The IRS officials said this and future additional bot-programmed interactions should help alleviate the Service's chronically overwhelmed toll-free telephone lines. Taxpayers using the bots should be able to avoid wait times on hold.
So far, unauthenticated voice bots have answered 3.4 million calls through the end of May, Guillot said. Taxpayers can still, if they opt to, speak with a human representative in either English or Spanish. The bots also are bilingual, in Spanish and English, with plans to add other languages, Guillot said.
The unauthenticated bots showed promise, but IRS officials recognized that callers with more complex issues, such as penalty relief and hardship exceptions, required greater help.
"It takes a critical-thinking, compassionate human being on the phone with you for a while to do that," Guillot said — 17 to 20 minutes, for example, to set up a payment plan. "So if bots, artificial intelligence, can interact with you in a way that resolves your case ... can you just imagine if we're saving 17 to 20 minutes multiplied tens of thousands or millions of times, how often that's going to make it possible for other people to get through on the phones?"
IRS officials have worked with National Taxpayer Advocate Erin Collins to refine the bots' patter, Guillot said. Collins was concerned that taxpayers might offhandedly agree to a faster payment schedule than they could afford.
"At some point soon — this year — we're making sure that the bots ask some additional questions to give taxpayers a moment to discern and stop and think, 'Can I really afford this payment plan?' before they finalize it," Guillot said.

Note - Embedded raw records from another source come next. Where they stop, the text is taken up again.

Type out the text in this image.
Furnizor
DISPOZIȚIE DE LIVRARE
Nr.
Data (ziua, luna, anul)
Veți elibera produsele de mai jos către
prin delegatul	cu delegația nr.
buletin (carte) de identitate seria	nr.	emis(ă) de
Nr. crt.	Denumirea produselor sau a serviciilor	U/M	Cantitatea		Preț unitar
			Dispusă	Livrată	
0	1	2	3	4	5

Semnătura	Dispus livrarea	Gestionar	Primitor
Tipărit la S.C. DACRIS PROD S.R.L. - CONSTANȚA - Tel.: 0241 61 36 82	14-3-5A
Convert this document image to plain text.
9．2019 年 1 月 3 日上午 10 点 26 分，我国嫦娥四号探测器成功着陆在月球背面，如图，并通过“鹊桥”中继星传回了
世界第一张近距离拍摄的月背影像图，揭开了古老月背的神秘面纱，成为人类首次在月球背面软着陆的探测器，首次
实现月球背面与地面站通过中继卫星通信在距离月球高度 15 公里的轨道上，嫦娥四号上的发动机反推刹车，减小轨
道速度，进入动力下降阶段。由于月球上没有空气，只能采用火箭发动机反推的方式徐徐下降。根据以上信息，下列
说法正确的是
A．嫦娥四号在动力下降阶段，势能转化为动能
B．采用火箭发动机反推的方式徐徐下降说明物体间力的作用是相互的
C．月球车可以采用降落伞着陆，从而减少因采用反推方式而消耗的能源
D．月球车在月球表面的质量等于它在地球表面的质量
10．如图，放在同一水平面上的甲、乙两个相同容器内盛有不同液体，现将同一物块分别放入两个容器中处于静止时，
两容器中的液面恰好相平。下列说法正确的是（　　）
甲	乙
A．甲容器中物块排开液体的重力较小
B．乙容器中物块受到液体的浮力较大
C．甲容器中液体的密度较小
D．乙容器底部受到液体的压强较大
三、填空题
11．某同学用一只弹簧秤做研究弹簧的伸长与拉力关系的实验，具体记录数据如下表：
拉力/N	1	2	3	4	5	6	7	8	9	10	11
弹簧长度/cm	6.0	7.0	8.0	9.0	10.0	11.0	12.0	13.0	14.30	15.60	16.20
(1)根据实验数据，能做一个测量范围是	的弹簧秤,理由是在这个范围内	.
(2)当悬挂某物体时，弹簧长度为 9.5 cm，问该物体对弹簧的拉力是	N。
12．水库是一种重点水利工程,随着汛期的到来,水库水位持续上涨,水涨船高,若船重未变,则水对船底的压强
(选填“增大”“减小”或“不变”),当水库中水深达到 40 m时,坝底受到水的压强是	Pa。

Also, later this year, authenticated bots will be able to allow callers to obtain account and return transcripts, as well as their payment history and any balance owed.
The difficulty that taxpayers with a balance due notice face trying to get through to a live person at the IRS weighed in the decision to develop the bots and led to the IRS's IT unit's delivering the capability two years ahead of schedule, Guillot said. To pitch that expedited timetable internally, officials urged the staff in charge of developing the technology to imagine a taxpayer's plight.
"We said, 'Listen, these taxpayers who are calling us are not taxpayers who got any ordinary IRS notice; they're getting notices from the collection function of the IRS,'" Guillot said. "Many of those notices warn you that if we don't hear from you within a certain time frame, we're going to take enforcement action. Imagine getting a notice like that and you can't get through on the phone."